Du vendredi au mardi, il patienta. Seulement le samedi, en entendant sonner neuf heures du soir à l’horloge de la prison, il s’était dit :

– Sans cette canaille de Micaud, je serais maintenant en train de filer.

Le mercredi d’après, au matin, un bruit de pas retentit dans l’escalier qui descendait au cachot :

– Ah ! se dit-il, voilà qu’on vient me chercher pour me remettre en cellule. Dans trois jours je serai libre.

La porte fut ouverte par le brigadier-chef, suivi de deux gardiens.

– Venez ! lui dit-on.

Soufflard les suivit empressé.

Mais, en haut de l’escalier, il remarqua avec étonnement qu’on ne tournait pas du côté des secrets. Immédiatement l’inquiétude le prit.

Arrivé dans la cour neuve, Soufflard pâlit tout à coup à la vue d’une de ces voitures longues, servant au transport des prisonniers, qu’on appelait alors le panier à salade.

– Montez, dit le gardien-chef en lui ouvrant la porte placée à l’arrière.

– Où me conduit-on ? demanda Soufflard quand il fut en place.

– Parbleu ! mon garçon, répliqua le brigadier, aviez-vous donc cru qu’on vous laisserait ici mourir d’ennui ? C’est après-demain que vous passez en jugement, cela vous donnera un peu de distraction.

À cette nouvelle, Soufflard, atterré, s’affaissa sur son banc. Son espoir d’évasion faisait tout à coup place à l’affreuse réalité. On allait le mener au Dépôt, d’où il savait qu’on ne peut plus fuir, et, dans trois jours, la justice lui demanderait compte du sang versé.

Vingt minutes après, il était enfermé à la Conciergerie dont il ne devait plus sortir que pour paraître devant ses juges.

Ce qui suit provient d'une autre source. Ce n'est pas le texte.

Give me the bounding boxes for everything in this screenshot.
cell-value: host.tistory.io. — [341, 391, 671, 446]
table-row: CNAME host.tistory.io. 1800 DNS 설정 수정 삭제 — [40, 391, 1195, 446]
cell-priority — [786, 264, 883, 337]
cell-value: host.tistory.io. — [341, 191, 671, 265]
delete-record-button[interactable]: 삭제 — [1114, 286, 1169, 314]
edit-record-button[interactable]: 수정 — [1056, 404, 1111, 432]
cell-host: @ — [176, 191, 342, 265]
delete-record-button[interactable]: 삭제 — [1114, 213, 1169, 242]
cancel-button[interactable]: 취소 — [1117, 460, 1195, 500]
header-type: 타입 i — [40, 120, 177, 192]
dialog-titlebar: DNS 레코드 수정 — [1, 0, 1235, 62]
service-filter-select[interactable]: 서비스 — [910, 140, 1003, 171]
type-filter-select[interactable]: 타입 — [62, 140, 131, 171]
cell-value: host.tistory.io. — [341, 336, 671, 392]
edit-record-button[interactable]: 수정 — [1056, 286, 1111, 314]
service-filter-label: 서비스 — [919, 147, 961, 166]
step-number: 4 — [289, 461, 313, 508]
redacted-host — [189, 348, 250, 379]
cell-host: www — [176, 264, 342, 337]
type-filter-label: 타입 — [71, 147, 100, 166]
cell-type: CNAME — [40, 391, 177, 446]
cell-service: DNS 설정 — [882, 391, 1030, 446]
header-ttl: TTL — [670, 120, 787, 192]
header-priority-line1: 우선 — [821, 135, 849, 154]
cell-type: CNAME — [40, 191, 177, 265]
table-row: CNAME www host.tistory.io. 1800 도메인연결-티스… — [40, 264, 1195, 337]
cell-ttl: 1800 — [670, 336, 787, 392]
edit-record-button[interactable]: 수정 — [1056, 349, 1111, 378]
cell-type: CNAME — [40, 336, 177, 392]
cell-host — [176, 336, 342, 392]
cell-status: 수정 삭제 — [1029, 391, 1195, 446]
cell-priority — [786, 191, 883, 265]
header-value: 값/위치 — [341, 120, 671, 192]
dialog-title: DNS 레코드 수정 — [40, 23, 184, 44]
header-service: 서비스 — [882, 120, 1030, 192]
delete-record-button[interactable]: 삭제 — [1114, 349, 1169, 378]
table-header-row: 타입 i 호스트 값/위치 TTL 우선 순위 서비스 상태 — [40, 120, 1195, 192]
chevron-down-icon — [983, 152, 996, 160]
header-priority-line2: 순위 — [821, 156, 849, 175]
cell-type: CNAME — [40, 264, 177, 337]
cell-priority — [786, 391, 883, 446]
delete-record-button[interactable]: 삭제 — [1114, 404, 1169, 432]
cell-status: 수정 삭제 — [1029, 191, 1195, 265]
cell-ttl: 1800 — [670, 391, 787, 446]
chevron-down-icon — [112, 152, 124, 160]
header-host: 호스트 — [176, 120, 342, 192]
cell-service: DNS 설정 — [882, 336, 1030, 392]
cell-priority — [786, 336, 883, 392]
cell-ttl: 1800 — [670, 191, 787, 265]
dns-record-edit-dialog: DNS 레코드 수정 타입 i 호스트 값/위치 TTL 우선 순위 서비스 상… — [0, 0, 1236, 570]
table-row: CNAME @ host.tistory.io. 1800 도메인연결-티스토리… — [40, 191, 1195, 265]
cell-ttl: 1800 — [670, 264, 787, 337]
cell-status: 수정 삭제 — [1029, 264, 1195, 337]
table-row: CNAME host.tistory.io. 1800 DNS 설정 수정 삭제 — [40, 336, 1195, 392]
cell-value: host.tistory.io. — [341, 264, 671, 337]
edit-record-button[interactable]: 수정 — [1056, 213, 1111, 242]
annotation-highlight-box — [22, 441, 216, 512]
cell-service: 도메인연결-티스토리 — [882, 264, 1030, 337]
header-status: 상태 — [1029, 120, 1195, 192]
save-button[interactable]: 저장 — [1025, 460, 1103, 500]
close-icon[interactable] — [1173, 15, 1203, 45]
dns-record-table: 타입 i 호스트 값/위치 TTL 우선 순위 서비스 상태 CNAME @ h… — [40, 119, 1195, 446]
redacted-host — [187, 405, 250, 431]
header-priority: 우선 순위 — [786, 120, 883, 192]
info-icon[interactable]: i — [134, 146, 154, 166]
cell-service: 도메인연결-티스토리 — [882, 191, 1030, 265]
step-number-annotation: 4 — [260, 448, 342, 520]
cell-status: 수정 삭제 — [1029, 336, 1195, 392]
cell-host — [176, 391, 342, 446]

En même temps que Soufflard, on avait extrait des diverses prisons, pour les amener au Dépôt, tous les autres inculpés.

Ils étaient au nombre de treize.

M. Henri Fouquier, le continuateur émérite de l’Annuaire de Lesur, en parlant de cette cause, nous apprend que le nombre des individus inculpés avait été d’abord de quarante-six.

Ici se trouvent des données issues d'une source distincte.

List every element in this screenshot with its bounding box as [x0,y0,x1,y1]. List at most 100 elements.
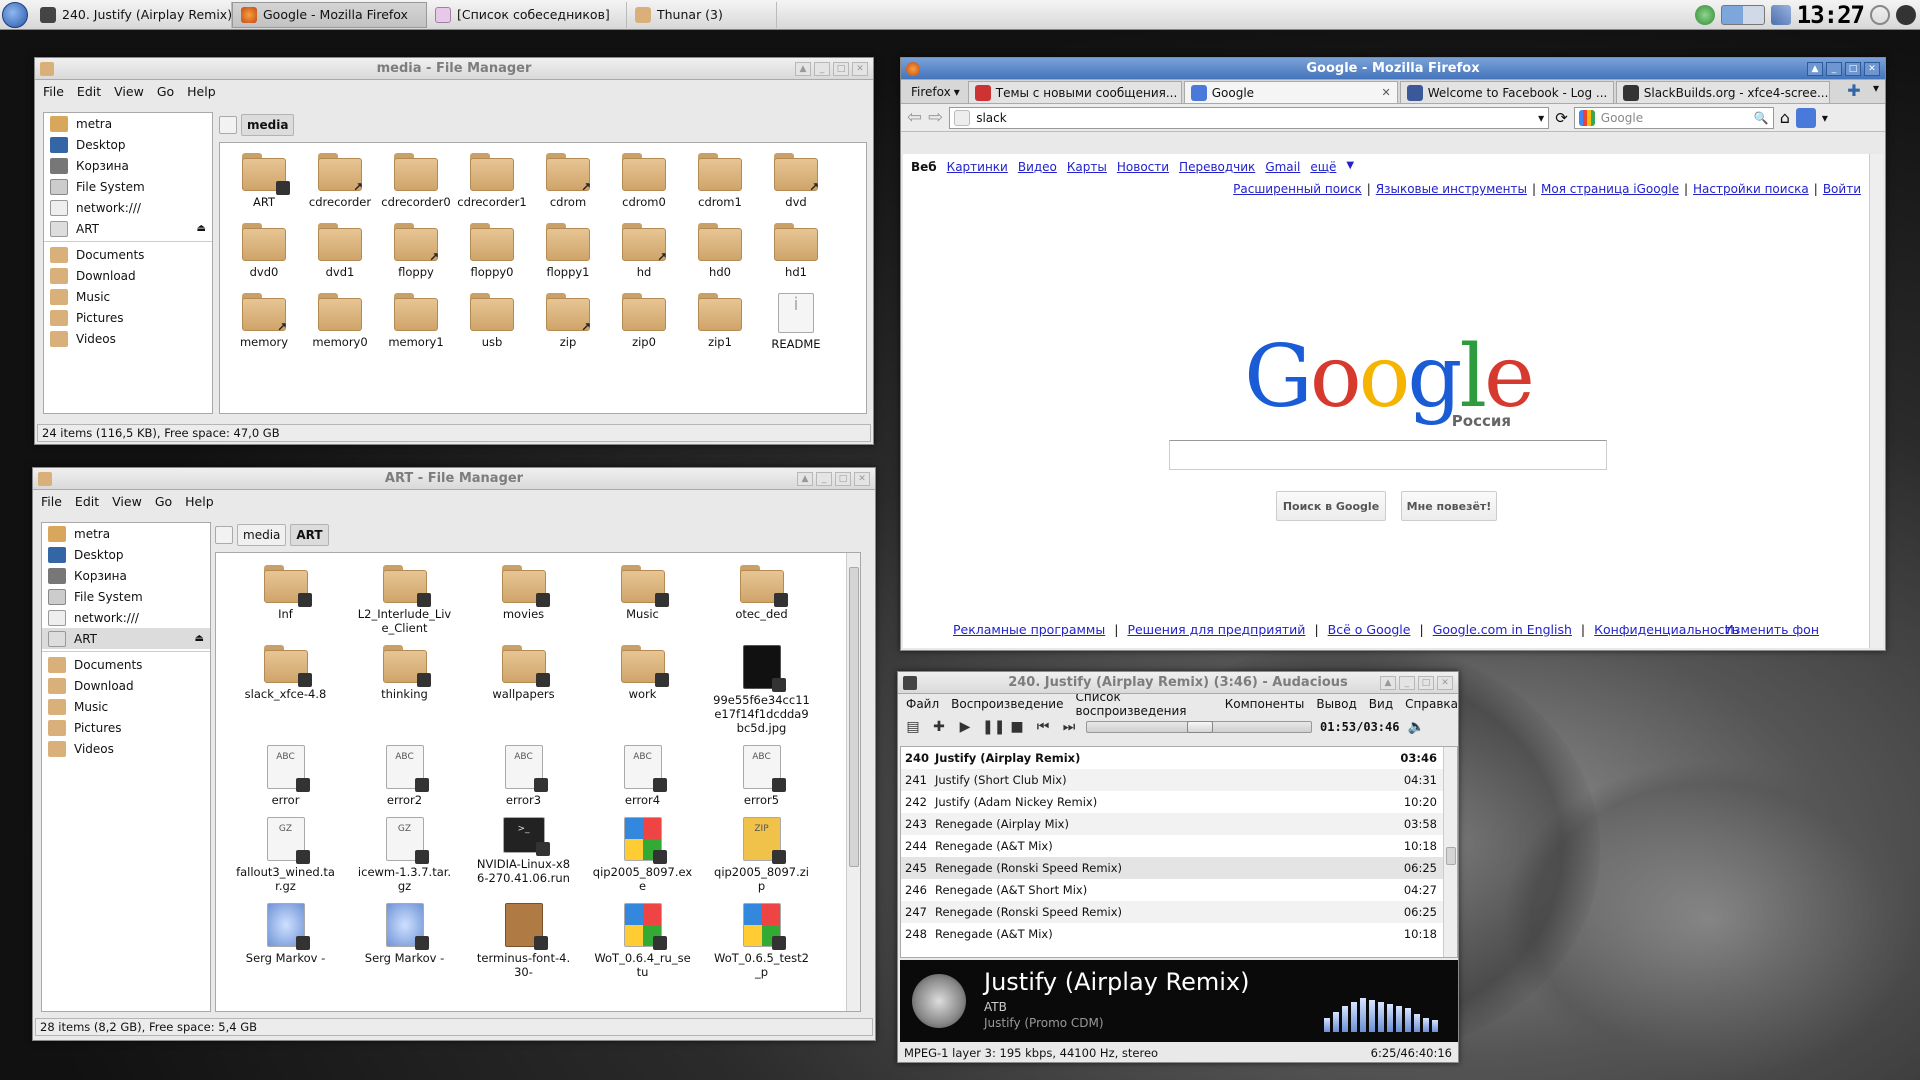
file-item[interactable]: ZIP qip2005_8097.zip [702,817,821,893]
playlist-row[interactable]: 240 Justify (Airplay Remix) 03:46 [901,747,1443,769]
task-chat[interactable]: [Список собеседников] [427,1,627,28]
maximize-button[interactable]: □ [835,471,851,486]
file-item[interactable]: zip0 [606,293,682,351]
feeling-lucky-button[interactable]: Мне повезёт! [1401,491,1497,521]
file-item[interactable]: Inf [226,565,345,635]
next-icon[interactable]: ⏭ [1060,718,1078,736]
file-item[interactable]: dvd1 [302,223,378,279]
reload-icon[interactable]: ⟳ [1555,109,1568,127]
file-item[interactable]: ABC error [226,745,345,807]
close-button[interactable]: ✕ [1864,61,1880,76]
playlist-row[interactable]: 247 Renegade (Ronski Speed Remix) 06:25 [901,901,1443,923]
footer-about-link[interactable]: Всё о Google [1328,622,1411,637]
menu-help[interactable]: Справка [1405,697,1458,711]
task-thunar[interactable]: Thunar (3) [627,1,777,28]
sidebar-item-filesystem[interactable]: File System [42,586,210,607]
playlist-row[interactable]: 244 Renegade (A&T Mix) 10:18 [901,835,1443,857]
footer-privacy-link[interactable]: Конфиденциальность [1594,622,1739,637]
crumb-media[interactable]: media [241,114,295,136]
nav-video[interactable]: Видео [1018,160,1057,174]
minimize-button[interactable]: _ [1826,61,1842,76]
file-item[interactable]: thinking [345,645,464,735]
file-item[interactable]: wallpapers [464,645,583,735]
file-item[interactable]: cdrom1 [682,153,758,209]
stop-icon[interactable]: ■ [1008,718,1026,736]
file-item[interactable]: GZ fallout3_wined.tar.gz [226,817,345,893]
file-item[interactable]: memory1 [378,293,454,351]
chevron-down-icon[interactable]: ▾ [1822,111,1828,125]
sidebar-item-music[interactable]: Music [44,286,212,307]
sidebar-item-pictures[interactable]: Pictures [44,307,212,328]
sidebar-item-documents[interactable]: Documents [44,244,212,265]
sign-in-link[interactable]: Войти [1823,182,1861,196]
seek-slider[interactable] [1086,721,1312,733]
crumb-media[interactable]: media [237,524,287,546]
file-item[interactable]: ↗ hd [606,223,682,279]
igoogle-link[interactable]: Моя страница iGoogle [1541,182,1679,196]
new-tab-icon[interactable]: ✚ [1843,81,1865,103]
sidebar-item-network[interactable]: network:/// [44,197,212,218]
tab-facebook[interactable]: Welcome to Facebook - Log ... ✕ [1399,81,1614,103]
shade-button[interactable]: ▲ [795,61,811,76]
change-background-link[interactable]: Изменить фон [1724,622,1819,637]
tab-list-icon[interactable]: ▾ [1867,81,1885,103]
sidebar-item-desktop[interactable]: Desktop [44,134,212,155]
menu-launcher-icon[interactable] [2,1,28,28]
playlist-row[interactable]: 243 Renegade (Airplay Mix) 03:58 [901,813,1443,835]
search-settings-link[interactable]: Настройки поиска [1693,182,1809,196]
seek-handle[interactable] [1187,721,1213,733]
file-item[interactable]: 99e55f6e34cc11e17f14f1dcdda9bc5d.jpg [702,645,821,735]
menu-edit[interactable]: Edit [75,494,99,509]
playlist-row[interactable]: 241 Justify (Short Club Mix) 04:31 [901,769,1443,791]
nav-maps[interactable]: Карты [1067,160,1107,174]
nav-web[interactable]: Веб [911,160,937,174]
playlist-row[interactable]: 246 Renegade (A&T Short Mix) 04:27 [901,879,1443,901]
shade-button[interactable]: ▲ [797,471,813,486]
file-item[interactable]: floppy0 [454,223,530,279]
playlist-row[interactable]: 245 Renegade (Ronski Speed Remix) 06:25 [901,857,1443,879]
file-item[interactable]: ABC error3 [464,745,583,807]
pause-icon[interactable]: ❚❚ [982,718,1005,736]
sidebar-item-art[interactable]: ART ⏏ [42,628,210,649]
nav-gmail[interactable]: Gmail [1265,160,1300,174]
tab-slackbuilds[interactable]: SlackBuilds.org - xfce4-scree... ✕ [1615,81,1830,103]
file-item[interactable]: >_ NVIDIA-Linux-x86-270.41.06.run [464,817,583,893]
open-icon[interactable]: ▤ [904,718,922,736]
close-button[interactable]: ✕ [854,471,870,486]
file-item[interactable]: hd1 [758,223,834,279]
file-item[interactable]: qip2005_8097.exe [583,817,702,893]
toggle-location-icon[interactable] [215,526,233,544]
tab-forum[interactable]: Темы с новыми сообщения...✕ [967,81,1182,103]
file-item[interactable]: ↗ zip [530,293,606,351]
file-item[interactable]: ↗ floppy [378,223,454,279]
file-item[interactable]: ART [226,153,302,209]
search-icon[interactable]: 🔍 [1754,111,1773,125]
file-item[interactable]: ↗ dvd [758,153,834,209]
scrollbar-thumb[interactable] [849,567,859,867]
scrollbar-thumb[interactable] [1446,847,1456,865]
sidebar-item-download[interactable]: Download [42,675,210,696]
close-tab-icon[interactable]: ✕ [1376,86,1391,99]
eject-icon[interactable]: ⏏ [195,633,204,644]
file-item[interactable]: ↗ cdrecorder [302,153,378,209]
file-item[interactable]: WoT_0.6.4_ru_setu [583,903,702,979]
menu-view[interactable]: View [112,494,142,509]
menu-file[interactable]: File [41,494,62,509]
file-item[interactable]: usb [454,293,530,351]
sidebar-item-trash[interactable]: Корзина [42,565,210,586]
menu-help[interactable]: Help [187,84,216,99]
search-engine-icon[interactable] [1578,109,1595,126]
google-search-input[interactable] [1169,440,1607,470]
file-item[interactable]: ↗ cdrom [530,153,606,209]
toggle-location-icon[interactable] [219,116,237,134]
sidebar-item-videos[interactable]: Videos [42,738,210,759]
nav-images[interactable]: Картинки [947,160,1008,174]
sidebar-item-home[interactable]: metra [44,113,212,134]
scrollbar[interactable] [1443,747,1457,957]
footer-english-link[interactable]: Google.com in English [1433,622,1572,637]
volume-icon[interactable]: 🔈 [1407,718,1425,736]
sidebar-item-music[interactable]: Music [42,696,210,717]
file-item[interactable]: movies [464,565,583,635]
menu-plugins[interactable]: Компоненты [1225,697,1305,711]
add-icon[interactable]: ✚ [930,718,948,736]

Après une longue instruction, le 26 novembre, la chambre du conseil avait déclaré :

« 1°Qu’il n’y avait aucune charge contre trente inculpés, parmi lesquels un Soumagnac, dit Magny (ce dernier était le célèbre Pied-Noir ; le chef de la bande des Habits-Noirs, prise plus tard) ;

2°Qu’il n’y avait pas charges suffisantes contre Champenois, femme Bicherelle, fille Dosion, Lemeunier et femme Lemeunier ;

3°Qu’il y avait charges suffisantes : contre Louis-Simon LESAGE, dit le Vieillard, âgé de trente-huit ans, et contre Jean-Victor SOUFFLARD, dit Frotté, dit Gaillard, dit Alliette-Victor, âgé de trente-trois ans, ébéniste, accusés d’avoir commis le crime d’assassinat et de vol sur la personne de la femme Renault ;

» Contre Jeanne Lesage, veuve VOLLARD, âgée de quarante-deux ans, journalière ; et contre Eugénie ALLIETTE, dite Eugénie Villers, âgée de vingt-quatre ans, brodeuse, accusées de s’être rendues leurs complices ;

» Contre Alphonse-André MICAUD, âgé de vingt-six ans, commis voyageur, accusé de s’être rendu complice du vol commis par Soufflard et Lesage.

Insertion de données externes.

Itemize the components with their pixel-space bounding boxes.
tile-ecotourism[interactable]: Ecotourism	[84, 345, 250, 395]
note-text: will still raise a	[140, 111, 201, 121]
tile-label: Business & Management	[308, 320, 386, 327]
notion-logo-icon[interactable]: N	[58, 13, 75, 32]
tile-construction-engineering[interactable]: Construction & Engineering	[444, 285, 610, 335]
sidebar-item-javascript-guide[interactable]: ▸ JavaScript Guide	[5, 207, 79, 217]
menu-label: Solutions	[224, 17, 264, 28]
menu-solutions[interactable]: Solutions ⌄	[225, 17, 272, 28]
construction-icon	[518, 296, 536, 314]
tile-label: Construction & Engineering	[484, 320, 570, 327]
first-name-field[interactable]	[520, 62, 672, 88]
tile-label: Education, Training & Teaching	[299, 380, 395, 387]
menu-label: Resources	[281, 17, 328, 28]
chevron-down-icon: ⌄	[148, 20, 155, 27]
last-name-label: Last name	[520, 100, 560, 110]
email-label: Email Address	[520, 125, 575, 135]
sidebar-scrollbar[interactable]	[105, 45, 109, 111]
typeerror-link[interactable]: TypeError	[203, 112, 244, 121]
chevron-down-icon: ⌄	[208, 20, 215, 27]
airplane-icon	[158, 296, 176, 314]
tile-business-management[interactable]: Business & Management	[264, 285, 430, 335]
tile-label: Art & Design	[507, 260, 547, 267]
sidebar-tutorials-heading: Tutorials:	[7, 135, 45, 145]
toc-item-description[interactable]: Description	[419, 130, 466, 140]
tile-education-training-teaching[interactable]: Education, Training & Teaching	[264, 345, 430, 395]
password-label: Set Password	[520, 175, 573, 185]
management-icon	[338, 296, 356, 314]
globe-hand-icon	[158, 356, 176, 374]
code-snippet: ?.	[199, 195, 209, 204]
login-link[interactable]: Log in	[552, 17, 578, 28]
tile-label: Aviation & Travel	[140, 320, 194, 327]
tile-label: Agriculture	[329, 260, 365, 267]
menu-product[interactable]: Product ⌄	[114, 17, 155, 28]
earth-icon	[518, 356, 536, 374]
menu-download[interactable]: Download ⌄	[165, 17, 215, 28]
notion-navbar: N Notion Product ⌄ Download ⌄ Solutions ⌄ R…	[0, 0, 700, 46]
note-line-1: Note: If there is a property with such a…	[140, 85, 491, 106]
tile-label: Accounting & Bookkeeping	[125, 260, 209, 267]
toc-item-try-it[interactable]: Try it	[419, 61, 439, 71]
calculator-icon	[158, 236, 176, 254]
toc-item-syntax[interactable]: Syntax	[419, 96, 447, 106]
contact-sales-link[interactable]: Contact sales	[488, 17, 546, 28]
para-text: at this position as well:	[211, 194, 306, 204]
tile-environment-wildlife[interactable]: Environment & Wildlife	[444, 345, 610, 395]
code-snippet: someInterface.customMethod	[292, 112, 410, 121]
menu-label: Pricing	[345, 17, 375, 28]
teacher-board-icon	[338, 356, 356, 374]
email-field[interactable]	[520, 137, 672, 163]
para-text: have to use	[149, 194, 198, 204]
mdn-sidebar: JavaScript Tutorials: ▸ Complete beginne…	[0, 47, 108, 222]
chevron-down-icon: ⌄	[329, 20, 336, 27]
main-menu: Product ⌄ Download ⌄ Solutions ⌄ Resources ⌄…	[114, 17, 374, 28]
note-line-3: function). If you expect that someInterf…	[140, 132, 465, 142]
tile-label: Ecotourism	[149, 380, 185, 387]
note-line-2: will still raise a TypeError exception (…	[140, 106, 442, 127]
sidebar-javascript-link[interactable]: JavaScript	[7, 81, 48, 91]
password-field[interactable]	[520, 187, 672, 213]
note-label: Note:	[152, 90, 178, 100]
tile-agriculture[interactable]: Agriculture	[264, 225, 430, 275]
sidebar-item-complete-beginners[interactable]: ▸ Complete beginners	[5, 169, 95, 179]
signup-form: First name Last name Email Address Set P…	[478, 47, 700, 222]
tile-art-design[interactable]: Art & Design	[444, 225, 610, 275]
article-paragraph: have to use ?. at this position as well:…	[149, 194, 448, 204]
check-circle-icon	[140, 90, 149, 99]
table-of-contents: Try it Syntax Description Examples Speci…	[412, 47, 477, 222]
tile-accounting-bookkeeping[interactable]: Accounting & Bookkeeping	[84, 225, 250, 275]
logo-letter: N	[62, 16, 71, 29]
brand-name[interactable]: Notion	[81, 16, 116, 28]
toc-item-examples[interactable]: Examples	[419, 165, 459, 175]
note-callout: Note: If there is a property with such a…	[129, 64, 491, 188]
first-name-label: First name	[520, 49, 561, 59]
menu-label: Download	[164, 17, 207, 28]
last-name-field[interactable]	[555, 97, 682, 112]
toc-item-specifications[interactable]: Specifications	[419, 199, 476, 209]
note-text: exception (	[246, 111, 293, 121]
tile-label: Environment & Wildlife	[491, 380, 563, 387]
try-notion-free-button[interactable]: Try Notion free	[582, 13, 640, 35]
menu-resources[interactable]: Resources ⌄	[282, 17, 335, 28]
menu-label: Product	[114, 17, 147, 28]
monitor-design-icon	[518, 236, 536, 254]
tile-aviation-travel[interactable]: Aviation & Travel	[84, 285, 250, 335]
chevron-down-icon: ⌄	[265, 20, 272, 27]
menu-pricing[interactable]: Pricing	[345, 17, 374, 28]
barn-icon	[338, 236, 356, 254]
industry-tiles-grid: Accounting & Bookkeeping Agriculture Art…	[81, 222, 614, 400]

» En conséquence, Lesage, Soufflard, Micaud, la femme Vollard et la fille Alliette étaient envoyés par la chambre des mises en accusation devant le tribunal.

» À l’acte d’accusation d’assassinat, l’instruction avait joint celui d’accusation de quatorze vols commis avec circonstances aggravantes, à diverses époques, par les accusés d’assassinat et par huit autres individus, les nommés Leviel, Bicherelle, Paulier, Guérard, Lemeunier, Calmel, Marchal et la femme Hardel. »

En tout, treize accusés, comme nous l’avons dit.

Ce fut le 8 mars 1839 que s’ouvrirent enfin les débats sur cette affaire qui, depuis neuf mois, tenait l’attention publique en éveil.